4 Benefits of Embracing Progressive CRE Tech
By William Church @ Real Estate Daily
May 31, 2018

Technology has become ubiquitous in the real estate industry, but some commercial brokers still hold reservations about embracing new CRE tech. There is an ever-present concern that people will lose their jobs if the industry freely adopts progressive technology. At its core, however, automation and technology unlock more opportunities than they take jobs.

Most professionals find that adopting cutting-edge CRE tech helps them save valuable time and make more informed decisions. Commercial transactions are based heavily on research and personal connections, both of which have room for improvement. Brokers can use new tech to expand their network, harness data in real-time for effective price negotiation, and even determine the probability of a sale.

Key Takeaways

  • Automated marketing and online marketplaces provide commercial brokers ample opportunity to reach more investors
  • Computer algorithms can analyze property data and pricing history for insights useful in negotiation and future investments
  • Technology is remarkably accurate at determining a property’s real value and the probability of selling at a given price

Excerpt

Here are some examples of how automation unlocks opportunities for commercial real estate brokers, buyers and sellers, and frees them to be more productive while reducing the amount of repetitive work in their jobs:

Expanding Your Network Through Technology

Today’s commercial real estate brokers typically market a property by first evaluating the asset and then curating a list of potential buyers in their network who they believe will be right for the deal.

But marketing properties solely based on personal networks can be limiting. One broker we recently partnered with captured it perfectly when he said, “You can’t pretend to know everyone.”

In contrast, moving the market online opens it up to more investors, often yielding a higher price for the asset. Automating portions of the marketing process allows brokers to expand their reach and can also be a strong pathway to building new relationships.

Freeing Up Time For Value-Add Work

Historically, brokers were tasked with the sizable job of gathering and organizing available property data. This time-consuming work is a distraction from focusing on what really matters: sourcing new opportunities and completing deals.

The introduction of technology relegates much of the data dissemination to cloud-based software, allowing brokers to focus more attention on advising the seller, positioning a property or educating a buyer on an asset’s potential, essentially making the deal happen.

Harnessing Data For Effective Price Negotiation

Valuations used to be based in part on a broker’s instinct — they were supported by historical sales comps, but BOVs (broker’s opinion of value) were somewhat subjective.

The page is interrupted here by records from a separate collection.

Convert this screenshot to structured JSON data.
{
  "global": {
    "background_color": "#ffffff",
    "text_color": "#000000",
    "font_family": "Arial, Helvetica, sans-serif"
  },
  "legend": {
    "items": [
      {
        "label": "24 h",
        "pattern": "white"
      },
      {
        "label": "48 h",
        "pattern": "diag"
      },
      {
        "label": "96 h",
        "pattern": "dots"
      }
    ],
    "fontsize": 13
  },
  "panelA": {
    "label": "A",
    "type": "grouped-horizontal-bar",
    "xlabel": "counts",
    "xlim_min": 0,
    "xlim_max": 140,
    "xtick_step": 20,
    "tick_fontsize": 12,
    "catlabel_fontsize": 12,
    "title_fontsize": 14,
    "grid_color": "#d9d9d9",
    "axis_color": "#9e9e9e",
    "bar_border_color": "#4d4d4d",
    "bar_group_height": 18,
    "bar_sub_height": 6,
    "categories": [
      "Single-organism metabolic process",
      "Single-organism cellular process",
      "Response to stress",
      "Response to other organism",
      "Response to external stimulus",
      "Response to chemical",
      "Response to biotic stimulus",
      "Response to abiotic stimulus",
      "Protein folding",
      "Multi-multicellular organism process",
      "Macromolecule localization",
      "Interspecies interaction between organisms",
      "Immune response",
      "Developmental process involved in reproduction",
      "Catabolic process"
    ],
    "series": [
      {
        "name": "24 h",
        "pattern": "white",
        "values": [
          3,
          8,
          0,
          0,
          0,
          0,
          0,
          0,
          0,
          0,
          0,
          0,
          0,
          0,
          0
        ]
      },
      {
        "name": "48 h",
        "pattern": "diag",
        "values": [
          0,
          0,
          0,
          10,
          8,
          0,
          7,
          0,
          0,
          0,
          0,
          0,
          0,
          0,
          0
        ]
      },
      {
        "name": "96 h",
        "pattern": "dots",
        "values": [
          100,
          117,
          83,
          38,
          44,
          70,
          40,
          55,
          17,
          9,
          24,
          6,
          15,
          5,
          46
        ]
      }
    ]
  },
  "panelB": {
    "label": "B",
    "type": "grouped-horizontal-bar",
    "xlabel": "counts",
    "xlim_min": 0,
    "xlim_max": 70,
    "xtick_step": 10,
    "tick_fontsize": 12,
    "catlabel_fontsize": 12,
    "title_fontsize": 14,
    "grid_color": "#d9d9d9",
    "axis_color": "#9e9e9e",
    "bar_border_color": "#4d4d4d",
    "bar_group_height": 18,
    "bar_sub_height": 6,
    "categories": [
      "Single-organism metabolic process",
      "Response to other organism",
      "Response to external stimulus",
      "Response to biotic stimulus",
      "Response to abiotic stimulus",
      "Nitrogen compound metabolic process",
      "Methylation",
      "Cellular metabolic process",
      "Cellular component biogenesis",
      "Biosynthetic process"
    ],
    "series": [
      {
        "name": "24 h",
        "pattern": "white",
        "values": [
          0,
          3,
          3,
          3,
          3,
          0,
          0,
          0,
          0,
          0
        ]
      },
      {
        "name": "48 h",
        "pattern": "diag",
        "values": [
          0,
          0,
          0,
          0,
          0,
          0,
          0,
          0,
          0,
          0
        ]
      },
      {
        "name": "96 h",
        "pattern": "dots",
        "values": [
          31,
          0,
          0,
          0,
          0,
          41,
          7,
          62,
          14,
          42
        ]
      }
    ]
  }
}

By harnessing computing power to generate comps that include pricing data from similar properties over many years, algorithm-driven pricing is more scientific than the traditional BOV and is subject to less debate. This is quickly becoming a powerful tool for helping buyers and sellers meet on common ground.

Determining The Probability Of A Sale

Building off the ability to better determine a property’s real value, data-driven algorithms are able to predict the probability that a given asset will sell and at what price. This gives the broker and seller the power to enter the market with eyes wide open. Armed with a better understanding of whether their property will find a buyer, the informed broker or seller is able to determine which strategy will yield the best results.

Where Real Estate Is Headed

Undoubtedly, technology is continuing to transform real estate in a big way. While in the past automation was viewed as a potential threat, it’s my belief that many are beginning to embrace new tools and viewing automation as a real opportunity to create efficiencies in the industry. The tide is turning and forward-thinking professionals from all corners of real estate are realizing that automation is not the future of real estate — it’s the here and now.